The token subsidy is ending
There's an economic reason this question is getting sharper right now.
For the past couple of years we've been living in a token surplus. Like cloud credits in the 2010s or subsidized Uber rides, usage was priced below its real value, so the rational move was to max out. Throw tokens at everything, including everything outside your lane. I'd defend that era. Token maxing was how we found out what these tools could do, and doing the coding myself is how I learned where the walls are. You can't see the iceberg from a doc.
But subsidies end. Token costs are becoming real line items, and the leaderboard question is shifting from "who's using AI the most" to "who's using it most effectively."

When usage was free, exploration was the strategy. When usage is priced, allocation is the strategy.
This is where the two frames snap together. When tokens are free, a PM spending a week of them on engineering work costs nothing visible. When they're priced, it becomes an allocation question, and the mirror gives you the answer: tokens compound inside your domain and leak outside it. The same thousand tokens make me meaningfully better at problem framing, or a mediocre, expensive junior engineer.
There's also a cost that never shows up in the PR. Every hour I spent wrangling code outside my expertise was an hour I didn't spend on the compounding stuff, and it's simply less efficient for me to grind on engineering tasks when the same hours pointed at the problem space go so much further. Used well, AI could 10x my PM output if I stay focused there. Every time I slipped into the next steps without the people who own them, I was trading that multiplier away.
Measuring this task-by-task will be hard, and I'm skeptical anyone gets a clean per-task ROI metric soon. But there's a first cut that's almost embarrassingly available: the category of work. Is this person spending tokens inside the craft they've built judgment in, or outside it? That one question probably explains more variance in AI effectiveness than any prompt technique or model choice.

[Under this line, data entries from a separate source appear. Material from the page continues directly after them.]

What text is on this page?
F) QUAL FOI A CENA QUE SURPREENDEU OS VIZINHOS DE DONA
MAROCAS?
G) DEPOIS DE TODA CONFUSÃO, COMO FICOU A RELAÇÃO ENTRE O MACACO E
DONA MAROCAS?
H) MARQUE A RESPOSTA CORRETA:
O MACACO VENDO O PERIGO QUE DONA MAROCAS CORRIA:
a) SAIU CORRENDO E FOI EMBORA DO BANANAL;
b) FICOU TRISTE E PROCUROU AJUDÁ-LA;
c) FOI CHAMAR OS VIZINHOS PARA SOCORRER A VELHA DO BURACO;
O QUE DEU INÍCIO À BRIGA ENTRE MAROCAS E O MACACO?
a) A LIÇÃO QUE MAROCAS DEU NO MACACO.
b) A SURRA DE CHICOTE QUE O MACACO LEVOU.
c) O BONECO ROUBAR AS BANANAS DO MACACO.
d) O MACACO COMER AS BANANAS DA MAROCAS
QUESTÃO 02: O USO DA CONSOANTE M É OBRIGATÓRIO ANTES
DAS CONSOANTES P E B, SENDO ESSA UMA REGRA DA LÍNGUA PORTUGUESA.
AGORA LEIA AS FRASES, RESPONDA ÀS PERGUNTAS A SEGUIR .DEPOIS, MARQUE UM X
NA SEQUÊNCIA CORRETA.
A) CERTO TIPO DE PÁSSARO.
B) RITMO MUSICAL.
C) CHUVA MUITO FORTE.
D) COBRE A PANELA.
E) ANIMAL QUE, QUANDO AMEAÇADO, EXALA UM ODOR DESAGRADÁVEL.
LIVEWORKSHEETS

The danger quadrant is crossing domains and then handing off the artifact.
Note what the 2x2 doesn't say: never leave your lane. The bridging quadrant is real. Prototyping in the codebase taught me things no shaping doc could. The line is which artifacts you ask other people to own.
The mirror test
Before pointing an agent at a task, ask: am I the person whose judgment makes this output good, or just the person whose prompting makes it exist?
Three commitments follow.
Spend tokens where you have taste. My ceiling with AI is the problem space: sharper discovery, better-framed problems, faster synthesis of customer evidence. That's where my agent is genuinely good, because I can catch it being wrong.

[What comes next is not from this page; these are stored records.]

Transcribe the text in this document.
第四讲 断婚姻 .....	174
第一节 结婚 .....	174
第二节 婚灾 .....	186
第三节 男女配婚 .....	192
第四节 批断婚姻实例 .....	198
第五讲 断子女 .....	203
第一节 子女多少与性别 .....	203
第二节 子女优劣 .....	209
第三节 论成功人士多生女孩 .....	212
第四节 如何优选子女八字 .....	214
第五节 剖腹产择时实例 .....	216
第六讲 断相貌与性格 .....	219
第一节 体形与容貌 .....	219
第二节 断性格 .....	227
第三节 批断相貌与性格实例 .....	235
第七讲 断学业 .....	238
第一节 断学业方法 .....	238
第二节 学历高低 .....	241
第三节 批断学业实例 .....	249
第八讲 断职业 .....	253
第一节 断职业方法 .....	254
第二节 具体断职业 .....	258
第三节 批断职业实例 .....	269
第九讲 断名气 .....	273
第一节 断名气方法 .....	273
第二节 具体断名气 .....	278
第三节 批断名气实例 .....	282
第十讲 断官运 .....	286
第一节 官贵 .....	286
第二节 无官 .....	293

Cross domains for context, not deliverables. Prototypes and technical discovery are in. But the output should be understanding I carry back to my own craft, not artifacts someone else has to own. The moment a prototype is "pretty close, might as well flip the switch," it's leaked. Hard constraints help: prototype spaces that structurally can't merge.
Feed context to the people who own the craft. If I want engineering to go faster, the highest-leverage move is loading the engineer, and increasingly the engineer's agent, with the problem, the evidence, the constraints, what we cut and why. Their agent reflects their skill, and it does its best work when the inputs carry mine.
That last one resolves the equal seat I was chasing. What I actually wanted was to be heard at the speed of code, and context travels that fast now too.
The binding constraint is the judgment of whoever's steering, and judgment doesn't transfer through a prompt. The tools will keep making it easier to produce plausible work outside your craft, which makes the discipline of not doing so more valuable, not less.
The companies that win the next phase will be the ones that figure out fastest where their tokens compound.